Although new oil is much in the news these days, old oil represents big potential worth similar attention.

New oil is what comes out of high-potential, low-quality formations considered, until recently, to be impossible to develop profitably. It’s new because its profitable production requires new technology—or at least new application of old technology.

But old oil represents large potential, too.

The “old” category is broad. One part of it includes small fields in mature production theaters, such as the UK Continental Shelf.

Operators in the UK have invented ways to make latter-day use of platforms and pipelines installed to service the big old fields, now depleted or nearly so, that inaugurated the UKCS industry.

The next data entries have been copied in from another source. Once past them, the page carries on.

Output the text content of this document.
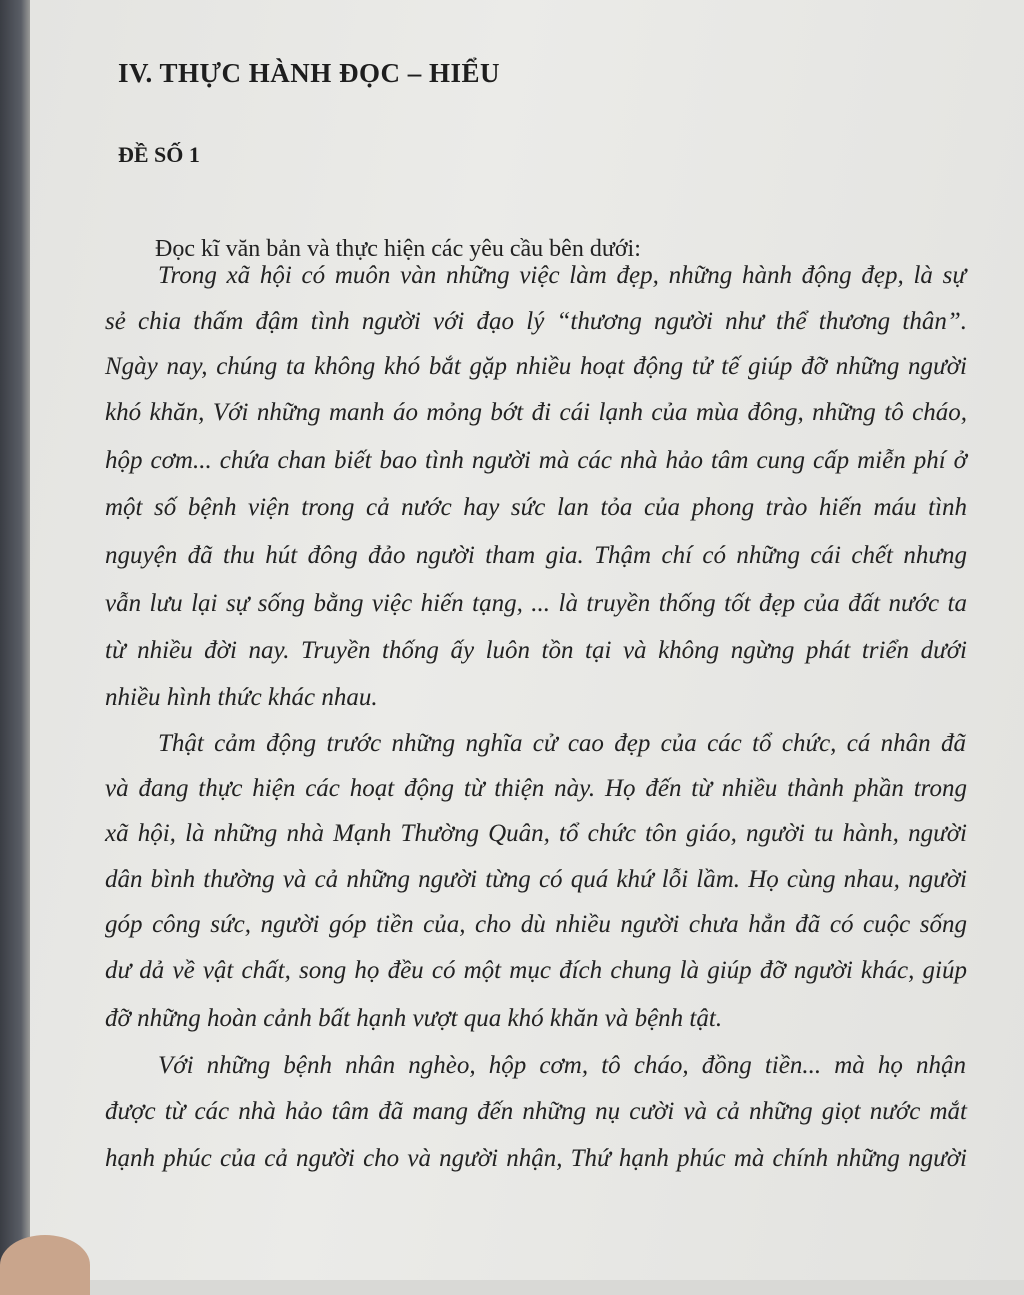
IV. THỰC HÀNH ĐỌC – HIỂU
ĐỀ SỐ 1
Đọc kĩ văn bản và thực hiện các yêu cầu bên dưới:
Trong xã hội có muôn vàn những việc làm đẹp, những hành động đẹp, là sự
sẻ chia thấm đậm tình người với đạo lý “thương người như thể thương thân”.
Ngày nay, chúng ta không khó bắt gặp nhiều hoạt động tử tế giúp đỡ những người
khó khăn, Với những manh áo mỏng bớt đi cái lạnh của mùa đông, những tô cháo,
hộp cơm... chứa chan biết bao tình người mà các nhà hảo tâm cung cấp miễn phí ở
một số bệnh viện trong cả nước hay sức lan tỏa của phong trào hiến máu tình
nguyện đã thu hút đông đảo người tham gia. Thậm chí có những cái chết nhưng
vẫn lưu lại sự sống bằng việc hiến tạng, ... là truyền thống tốt đẹp của đất nước ta
từ nhiều đời nay. Truyền thống ấy luôn tồn tại và không ngừng phát triển dưới
nhiều hình thức khác nhau.
Thật cảm động trước những nghĩa cử cao đẹp của các tổ chức, cá nhân đã
và đang thực hiện các hoạt động từ thiện này. Họ đến từ nhiều thành phần trong
xã hội, là những nhà Mạnh Thường Quân, tổ chức tôn giáo, người tu hành, người
dân bình thường và cả những người từng có quá khứ lỗi lầm. Họ cùng nhau, người
góp công sức, người góp tiền của, cho dù nhiều người chưa hẳn đã có cuộc sống
dư dả về vật chất, song họ đều có một mục đích chung là giúp đỡ người khác, giúp
đỡ những hoàn cảnh bất hạnh vượt qua khó khăn và bệnh tật.
Với những bệnh nhân nghèo, hộp cơm, tô cháo, đồng tiền... mà họ nhận
được từ các nhà hảo tâm đã mang đến những nụ cười và cả những giọt nước mắt
hạnh phúc của cả người cho và người nhận, Thứ hạnh phúc mà chính những người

They’ve made development of new, small satellite fields tied back to old infrastructure profitable, giving new life to what otherwise would be a dying resource.

Oil & Gas UK estimates a total of 41 billion boe of oil and gas has been produced from the UKCS. Further overall recovery, it says, could be 15-24 billion boe—enough to keep an industry busy for many years and a country well-supplied with energy.

Another category of old oil covers immobile hydrocarbons in areas of reservoirs below oil-water contacts known as residual oil zones (ROZs). In the US, crude oil in ROZs might amount to 100 billion bbl, according to a 2006 estimate by the US Department of Energy.

The department is supporting several projects studying the enhanced recovery potential of ROZs in the Permian basin of West Texas and eastern New Mexico (OGJ, Aug. 6, 2012, p. 67). The University of Texas-Permian basin is conducting the research.

Eventually, methods developed in the UK and the US for producing old oil profitably will migrate to old oil elsewhere—much like methods for producing “new” oil and gas from shales and bitumen from oil sands now are spreading out from where they were developed in the US and Canada.

Oil technology is like that: It seldom stays in one place very long.